Mas talvez isso não importe nem incomode tanto hoje quanto outra pergunta, que diz respeito às próximas semanas e aos próximos meses: os militares farão de tudo para reconduzir o capitão da reserva ao comando do País?

O primeiro teste já está em andamento: é o trato que os militares estão dando à questão das urnas eletrônicas junto ao Tribunal Superior Eleitoral (TSE). Criou-se uma guerra fria entre o comando das Forças Armadas e a presidência da Casa, ainda sob Edson Fachin – que será substituído na terça-feira, 16, por Alexandre de Moraes –, causada em grande parte pela ênfase do Ministério da Defesa em atender as demandas de Bolsonaro.

Já houve uma série de vexames aos olhos de uma opinião pública neutra, como o pedido “urgentíssimo” para acesso ao código-fonte das urnas, o que, no entanto, já está liberado para consulta e inspeção há quase um ano. Atendido a questão “urgente” pelo TSE, descobre-se um coronel que fiscalizava o processo eleitoral, mas nas redes estava jogando fake news sobre tudo aquilo ali. O Exército ainda se achou no direito de sair chateado da questão, pelo fato de o tribunal não ter comunicado o desligamento, que foi sumário, do militar.
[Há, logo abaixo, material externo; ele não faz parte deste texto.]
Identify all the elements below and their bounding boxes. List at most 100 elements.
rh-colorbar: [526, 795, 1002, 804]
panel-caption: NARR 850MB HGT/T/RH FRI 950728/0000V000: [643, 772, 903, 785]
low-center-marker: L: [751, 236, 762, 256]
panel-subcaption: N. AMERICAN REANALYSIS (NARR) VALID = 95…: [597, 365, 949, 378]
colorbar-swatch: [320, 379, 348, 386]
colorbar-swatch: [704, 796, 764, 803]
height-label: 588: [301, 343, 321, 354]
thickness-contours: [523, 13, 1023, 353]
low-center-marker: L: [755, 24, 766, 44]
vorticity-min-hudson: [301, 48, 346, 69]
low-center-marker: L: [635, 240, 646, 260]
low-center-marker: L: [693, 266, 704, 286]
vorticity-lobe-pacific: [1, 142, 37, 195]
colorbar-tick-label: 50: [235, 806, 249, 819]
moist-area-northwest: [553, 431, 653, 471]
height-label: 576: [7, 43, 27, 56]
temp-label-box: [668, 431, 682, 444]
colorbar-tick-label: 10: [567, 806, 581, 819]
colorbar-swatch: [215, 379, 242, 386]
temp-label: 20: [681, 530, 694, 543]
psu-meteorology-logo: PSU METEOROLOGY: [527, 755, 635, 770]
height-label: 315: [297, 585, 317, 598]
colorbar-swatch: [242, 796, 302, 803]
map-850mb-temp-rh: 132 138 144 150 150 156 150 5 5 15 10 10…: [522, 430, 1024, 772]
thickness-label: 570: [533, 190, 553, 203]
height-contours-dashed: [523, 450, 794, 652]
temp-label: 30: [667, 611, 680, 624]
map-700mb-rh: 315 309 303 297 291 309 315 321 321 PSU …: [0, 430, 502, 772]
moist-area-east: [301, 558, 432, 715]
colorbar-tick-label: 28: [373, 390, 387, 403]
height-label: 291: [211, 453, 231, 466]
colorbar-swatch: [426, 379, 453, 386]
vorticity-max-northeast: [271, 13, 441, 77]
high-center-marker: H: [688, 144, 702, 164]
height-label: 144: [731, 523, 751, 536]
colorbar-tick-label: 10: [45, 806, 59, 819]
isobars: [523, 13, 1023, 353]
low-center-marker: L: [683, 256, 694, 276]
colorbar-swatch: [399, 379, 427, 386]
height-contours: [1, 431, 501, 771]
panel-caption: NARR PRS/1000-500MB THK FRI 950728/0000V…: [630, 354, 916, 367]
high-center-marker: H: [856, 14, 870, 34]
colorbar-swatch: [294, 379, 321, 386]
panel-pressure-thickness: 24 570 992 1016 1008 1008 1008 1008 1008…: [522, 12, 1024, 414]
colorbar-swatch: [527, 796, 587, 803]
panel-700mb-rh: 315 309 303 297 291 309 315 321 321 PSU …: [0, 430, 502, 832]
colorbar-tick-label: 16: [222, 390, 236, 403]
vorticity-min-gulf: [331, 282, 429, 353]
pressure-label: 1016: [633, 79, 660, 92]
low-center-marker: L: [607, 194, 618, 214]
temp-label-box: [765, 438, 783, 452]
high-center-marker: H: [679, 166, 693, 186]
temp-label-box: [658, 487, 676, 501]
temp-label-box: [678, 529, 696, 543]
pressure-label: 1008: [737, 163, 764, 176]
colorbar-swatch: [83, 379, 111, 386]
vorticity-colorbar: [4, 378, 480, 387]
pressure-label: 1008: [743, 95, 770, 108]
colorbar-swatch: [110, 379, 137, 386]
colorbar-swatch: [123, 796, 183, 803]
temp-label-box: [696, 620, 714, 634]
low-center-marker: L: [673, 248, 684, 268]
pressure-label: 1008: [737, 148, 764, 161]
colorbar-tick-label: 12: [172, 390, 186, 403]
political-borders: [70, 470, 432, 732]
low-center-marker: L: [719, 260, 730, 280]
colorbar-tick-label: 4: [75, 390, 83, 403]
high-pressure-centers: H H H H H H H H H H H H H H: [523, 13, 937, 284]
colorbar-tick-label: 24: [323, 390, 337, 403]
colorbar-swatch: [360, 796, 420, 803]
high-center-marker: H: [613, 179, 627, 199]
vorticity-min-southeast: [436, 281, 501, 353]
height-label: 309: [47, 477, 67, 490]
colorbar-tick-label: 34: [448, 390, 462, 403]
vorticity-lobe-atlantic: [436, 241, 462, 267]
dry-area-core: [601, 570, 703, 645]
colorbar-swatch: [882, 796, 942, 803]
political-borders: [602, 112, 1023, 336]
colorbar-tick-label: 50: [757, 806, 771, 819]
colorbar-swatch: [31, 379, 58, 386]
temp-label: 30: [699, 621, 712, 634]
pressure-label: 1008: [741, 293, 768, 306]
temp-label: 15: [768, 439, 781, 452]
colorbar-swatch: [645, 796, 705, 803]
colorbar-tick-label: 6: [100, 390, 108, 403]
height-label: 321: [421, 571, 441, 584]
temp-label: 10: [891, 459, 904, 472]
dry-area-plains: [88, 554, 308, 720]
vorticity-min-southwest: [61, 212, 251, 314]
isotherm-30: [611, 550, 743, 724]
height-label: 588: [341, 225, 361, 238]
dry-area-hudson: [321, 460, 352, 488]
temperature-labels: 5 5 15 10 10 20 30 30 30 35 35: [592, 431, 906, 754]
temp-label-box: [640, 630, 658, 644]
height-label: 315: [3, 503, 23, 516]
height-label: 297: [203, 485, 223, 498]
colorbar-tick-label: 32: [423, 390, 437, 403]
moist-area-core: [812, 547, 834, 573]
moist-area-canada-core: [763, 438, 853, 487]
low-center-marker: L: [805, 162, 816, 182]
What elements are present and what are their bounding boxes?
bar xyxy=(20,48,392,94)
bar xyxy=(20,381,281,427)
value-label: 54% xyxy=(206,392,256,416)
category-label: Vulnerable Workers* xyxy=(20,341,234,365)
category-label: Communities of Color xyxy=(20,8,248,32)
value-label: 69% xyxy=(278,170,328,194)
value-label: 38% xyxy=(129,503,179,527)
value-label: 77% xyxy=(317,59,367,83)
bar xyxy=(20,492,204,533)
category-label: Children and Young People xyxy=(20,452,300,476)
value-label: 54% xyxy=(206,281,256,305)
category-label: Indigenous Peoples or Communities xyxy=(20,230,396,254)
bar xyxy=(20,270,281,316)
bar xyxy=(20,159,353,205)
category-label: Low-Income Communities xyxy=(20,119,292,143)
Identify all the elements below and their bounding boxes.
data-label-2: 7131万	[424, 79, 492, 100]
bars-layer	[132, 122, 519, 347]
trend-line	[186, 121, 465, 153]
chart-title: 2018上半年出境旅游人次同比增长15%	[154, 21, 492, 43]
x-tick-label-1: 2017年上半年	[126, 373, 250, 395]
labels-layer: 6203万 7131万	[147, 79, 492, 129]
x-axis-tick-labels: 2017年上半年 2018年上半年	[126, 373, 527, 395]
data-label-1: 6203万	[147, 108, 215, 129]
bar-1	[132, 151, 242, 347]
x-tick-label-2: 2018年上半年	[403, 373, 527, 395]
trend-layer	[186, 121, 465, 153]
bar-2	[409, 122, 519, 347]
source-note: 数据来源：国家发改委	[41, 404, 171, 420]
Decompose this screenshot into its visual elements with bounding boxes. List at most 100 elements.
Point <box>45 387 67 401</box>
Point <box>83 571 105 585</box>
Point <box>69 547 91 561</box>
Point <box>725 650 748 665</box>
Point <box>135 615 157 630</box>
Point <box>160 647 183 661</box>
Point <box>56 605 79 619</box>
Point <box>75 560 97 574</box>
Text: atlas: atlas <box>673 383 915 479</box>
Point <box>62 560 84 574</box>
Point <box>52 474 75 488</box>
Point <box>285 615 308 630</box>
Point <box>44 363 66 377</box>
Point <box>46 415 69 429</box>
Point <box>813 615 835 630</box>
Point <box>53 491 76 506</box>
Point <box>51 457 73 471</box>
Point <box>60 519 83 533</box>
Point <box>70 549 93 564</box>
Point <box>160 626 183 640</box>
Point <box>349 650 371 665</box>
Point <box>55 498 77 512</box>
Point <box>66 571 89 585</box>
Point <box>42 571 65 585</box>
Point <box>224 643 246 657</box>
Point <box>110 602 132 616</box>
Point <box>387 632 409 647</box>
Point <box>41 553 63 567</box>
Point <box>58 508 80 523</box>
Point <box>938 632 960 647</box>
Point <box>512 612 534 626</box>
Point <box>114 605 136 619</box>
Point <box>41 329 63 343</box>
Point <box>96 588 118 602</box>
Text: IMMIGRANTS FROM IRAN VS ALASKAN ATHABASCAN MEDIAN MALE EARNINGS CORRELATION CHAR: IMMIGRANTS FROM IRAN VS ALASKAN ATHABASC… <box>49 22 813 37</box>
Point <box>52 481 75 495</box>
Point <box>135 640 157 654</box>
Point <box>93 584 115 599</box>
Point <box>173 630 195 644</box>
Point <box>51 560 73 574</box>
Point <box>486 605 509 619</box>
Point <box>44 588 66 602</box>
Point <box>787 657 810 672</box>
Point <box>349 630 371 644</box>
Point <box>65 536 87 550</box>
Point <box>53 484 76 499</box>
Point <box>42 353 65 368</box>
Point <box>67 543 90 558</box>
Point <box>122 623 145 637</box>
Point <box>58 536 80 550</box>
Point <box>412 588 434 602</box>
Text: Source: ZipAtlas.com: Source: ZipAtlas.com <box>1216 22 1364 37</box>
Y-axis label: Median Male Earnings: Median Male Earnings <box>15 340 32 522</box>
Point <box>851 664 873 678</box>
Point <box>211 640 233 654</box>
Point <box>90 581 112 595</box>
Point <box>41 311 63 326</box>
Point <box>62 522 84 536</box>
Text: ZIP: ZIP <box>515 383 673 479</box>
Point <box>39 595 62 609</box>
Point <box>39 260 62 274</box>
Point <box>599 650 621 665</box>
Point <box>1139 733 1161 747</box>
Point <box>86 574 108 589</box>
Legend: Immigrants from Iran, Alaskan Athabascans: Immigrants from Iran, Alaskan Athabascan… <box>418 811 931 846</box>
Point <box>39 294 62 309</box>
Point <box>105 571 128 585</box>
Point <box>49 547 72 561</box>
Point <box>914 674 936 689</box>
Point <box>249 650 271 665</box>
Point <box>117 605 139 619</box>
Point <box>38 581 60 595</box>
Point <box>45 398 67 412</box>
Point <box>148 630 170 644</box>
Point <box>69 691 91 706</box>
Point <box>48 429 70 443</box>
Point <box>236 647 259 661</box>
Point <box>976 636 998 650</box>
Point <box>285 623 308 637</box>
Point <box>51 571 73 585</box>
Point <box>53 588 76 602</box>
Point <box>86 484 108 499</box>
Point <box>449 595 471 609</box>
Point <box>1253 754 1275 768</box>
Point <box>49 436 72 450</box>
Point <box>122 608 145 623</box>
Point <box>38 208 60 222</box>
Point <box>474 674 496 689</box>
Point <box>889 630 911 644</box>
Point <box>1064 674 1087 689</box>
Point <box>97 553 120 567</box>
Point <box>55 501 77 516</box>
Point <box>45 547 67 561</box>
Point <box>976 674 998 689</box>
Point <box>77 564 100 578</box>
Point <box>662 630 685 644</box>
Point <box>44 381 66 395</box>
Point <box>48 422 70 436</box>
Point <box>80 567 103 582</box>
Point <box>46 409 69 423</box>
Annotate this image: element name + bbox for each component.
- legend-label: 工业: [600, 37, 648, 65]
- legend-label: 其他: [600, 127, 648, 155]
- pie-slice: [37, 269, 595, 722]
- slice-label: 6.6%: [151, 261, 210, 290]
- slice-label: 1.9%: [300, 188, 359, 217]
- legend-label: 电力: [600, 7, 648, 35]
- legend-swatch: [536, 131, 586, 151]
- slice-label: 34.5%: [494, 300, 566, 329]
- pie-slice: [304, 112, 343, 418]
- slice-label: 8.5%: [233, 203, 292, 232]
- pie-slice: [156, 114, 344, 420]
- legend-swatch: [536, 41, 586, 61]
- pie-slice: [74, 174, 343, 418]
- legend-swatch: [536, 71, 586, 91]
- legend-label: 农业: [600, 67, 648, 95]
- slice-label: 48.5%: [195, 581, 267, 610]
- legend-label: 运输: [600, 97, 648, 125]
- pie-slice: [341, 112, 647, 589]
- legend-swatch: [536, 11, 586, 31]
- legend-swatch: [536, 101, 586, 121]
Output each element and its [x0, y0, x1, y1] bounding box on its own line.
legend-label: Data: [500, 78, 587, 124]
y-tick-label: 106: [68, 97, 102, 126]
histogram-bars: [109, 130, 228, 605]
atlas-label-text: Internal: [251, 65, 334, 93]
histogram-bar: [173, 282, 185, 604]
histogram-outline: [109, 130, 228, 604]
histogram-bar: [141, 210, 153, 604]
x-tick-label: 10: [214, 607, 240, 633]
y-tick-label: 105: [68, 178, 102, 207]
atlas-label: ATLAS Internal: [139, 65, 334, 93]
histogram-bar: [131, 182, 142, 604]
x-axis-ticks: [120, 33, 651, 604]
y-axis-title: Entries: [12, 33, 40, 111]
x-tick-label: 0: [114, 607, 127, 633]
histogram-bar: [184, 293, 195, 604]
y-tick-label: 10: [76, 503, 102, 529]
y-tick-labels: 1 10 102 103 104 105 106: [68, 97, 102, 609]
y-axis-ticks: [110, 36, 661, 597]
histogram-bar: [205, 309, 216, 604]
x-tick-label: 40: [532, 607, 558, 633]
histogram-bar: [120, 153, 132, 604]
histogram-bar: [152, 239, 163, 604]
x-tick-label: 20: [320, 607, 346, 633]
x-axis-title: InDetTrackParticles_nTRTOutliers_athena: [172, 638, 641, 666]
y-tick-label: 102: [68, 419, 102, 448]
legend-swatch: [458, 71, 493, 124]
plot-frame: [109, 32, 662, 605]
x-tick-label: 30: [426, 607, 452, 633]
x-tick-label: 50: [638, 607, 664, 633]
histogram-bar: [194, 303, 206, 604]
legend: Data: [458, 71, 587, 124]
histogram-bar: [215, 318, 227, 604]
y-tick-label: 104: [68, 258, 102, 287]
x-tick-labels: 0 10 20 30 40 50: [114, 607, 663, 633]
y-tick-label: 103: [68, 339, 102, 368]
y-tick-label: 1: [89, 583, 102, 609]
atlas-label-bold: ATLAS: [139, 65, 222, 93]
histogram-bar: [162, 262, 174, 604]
Ainda haverá o 7 de Setembro, do qual o fato de ser o bicentenário da Independência virou detalhe em vista do chamamento com potencial golpista que Bolsonaro fez a seus patriotas. Depois disso, quase um mês até as urnas, que precisarão das Forças Armadas para o que fazem de melhor – sua excelência em logística para transporte e entrega do precioso material das eleições.

Se tudo correr bem e da maneira correta, quem sabe, o efeito Tostines sobre a relação entre presidente e militares possa virar só uma pergunta fútil na mesa de bar.